II) La mise en œuvre de solutions

A /Les défis à l’échelle nationale

Malgré la difficultés des états à peser sur le numérique, la France tente toutefois d’endiguer certaines
actions en développant une stratégie défensive mais aussi offensive. Et cela commence d’abord par la
préservation de ses fonctions régaliennes. La création de l’Agence nationale de la sécurité des systèmes
d’information (ANSSI) en 2009, a fortement contribué à la défense des systèmes d’infirmation en France.
C’est elle qui est chargée d’assurer la détection d’alertes, la réaction aux attaques informatiques,
notamment sur les réseaux de l’Etat. l’ANSSI a permis la sécurisation des systèmes d’information des
opérateurs d’importance vitale (OIV). Ces opérateurs publics, et privés, utilisent des installations jugées
indispensables pour la survie de la Nation, et sont donc tenus de mettre en place des mesures de sécurité
spécifiques afin de protéger leur Système d’Information d’Importance Vitale (SIIV). L’encadrement du
numérique par la France, passe aussi par le développement d’une plateforme d’authentification nationale,
France Connect. En effet, le privilège d’authentifier les personnes fait partie des monopoles régaliens
dont dispose initialement l'État. Mais ce privilège est aujourd’hui compromis avec la mise en place
d'identités numériques par les réseaux sociaux. France Connect représente ainsi une alternative pour
pallier la fourniture d’identité par le secteur privé.

Le pouvoir de la France pour lutter contre sa perte de souveraineté est toutefois limité. L’émergence d’une
coopération européenne dans ce domaine semble ainsi bénéfique.
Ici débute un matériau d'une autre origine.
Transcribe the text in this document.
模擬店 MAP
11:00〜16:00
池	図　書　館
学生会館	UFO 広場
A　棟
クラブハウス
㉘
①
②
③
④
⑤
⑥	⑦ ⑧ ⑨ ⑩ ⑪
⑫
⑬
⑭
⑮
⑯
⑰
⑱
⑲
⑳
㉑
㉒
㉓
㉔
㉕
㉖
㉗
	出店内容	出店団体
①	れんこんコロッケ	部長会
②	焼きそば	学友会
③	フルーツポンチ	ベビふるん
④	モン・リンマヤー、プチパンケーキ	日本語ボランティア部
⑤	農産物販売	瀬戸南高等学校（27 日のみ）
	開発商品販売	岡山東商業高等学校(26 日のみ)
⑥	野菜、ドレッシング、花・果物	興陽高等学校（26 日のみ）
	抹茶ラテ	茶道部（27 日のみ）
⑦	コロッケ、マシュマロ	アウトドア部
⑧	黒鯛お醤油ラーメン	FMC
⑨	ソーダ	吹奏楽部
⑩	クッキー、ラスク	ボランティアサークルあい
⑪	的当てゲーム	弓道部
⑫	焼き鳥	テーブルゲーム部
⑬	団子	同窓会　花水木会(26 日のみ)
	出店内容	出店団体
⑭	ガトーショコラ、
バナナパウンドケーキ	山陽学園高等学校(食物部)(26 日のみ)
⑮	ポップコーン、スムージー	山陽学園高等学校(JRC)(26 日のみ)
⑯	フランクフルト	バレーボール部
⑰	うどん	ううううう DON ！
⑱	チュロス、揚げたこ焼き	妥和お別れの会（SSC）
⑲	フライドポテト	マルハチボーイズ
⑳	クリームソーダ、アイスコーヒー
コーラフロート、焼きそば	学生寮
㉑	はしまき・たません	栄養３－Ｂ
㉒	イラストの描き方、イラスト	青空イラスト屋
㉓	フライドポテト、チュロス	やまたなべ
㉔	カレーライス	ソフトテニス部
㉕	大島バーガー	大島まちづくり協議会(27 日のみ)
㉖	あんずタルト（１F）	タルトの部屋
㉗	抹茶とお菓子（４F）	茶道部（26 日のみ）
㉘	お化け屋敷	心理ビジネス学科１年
B/ Les défis à l’échelle européenne

l’Europe est d’autant plus préoccupée par cet hégémonie du cyberespace qu’elle subit l’hégémonie
américaine sur ses datas. En effet “Amazon Web Services (AWS), Microsoft (Azure), Google (Drive) et
Apple (iCloud) détiennent à eux seuls plus de 70 % du marché des services d’hébergement massif de
données, stockées en général aux Etats-Unis”. Pour pallier cette dépendance, l’Europe à récemment
engagé le projet d’un « cloud souverain » européen. Le projet GAIA-X a été lancé en 2019 afin de
contribuer à la mise en œuvre d’un système de données fiable et sécurisé. Le projet peine toutefois à
avancer aujourd’hui et il est bloqué au stade de concept. De nombreuses autres initiatives ont également
été mises en place. Parmi elles, l’adoption du Cybersecurity act en 2019. Ce règlement marque une
véritable avancée pour l’autonomie européens et il poursuit un double objectif, l’adoption du mandat
permanent de l’ENISA, l’Agence européenne pour la cybersécurité, et la définition d’un cadre européen
de certification de cybersécurité, essentiel pour renforcer la sécurité du marché unique numérique
européen. La transposition de la directive NIS en France a également permis de renforcer la coopération
entre Etats membres via un groupe de coopération mais aussi par une réseau européen de CSIRT .
L'Europe est donc désormais plus vigilante face au marchandage des données des citoyens. En outre, elle
bénéficie d’un grand atout : les européens constituent le premier marché économique pour le numérique.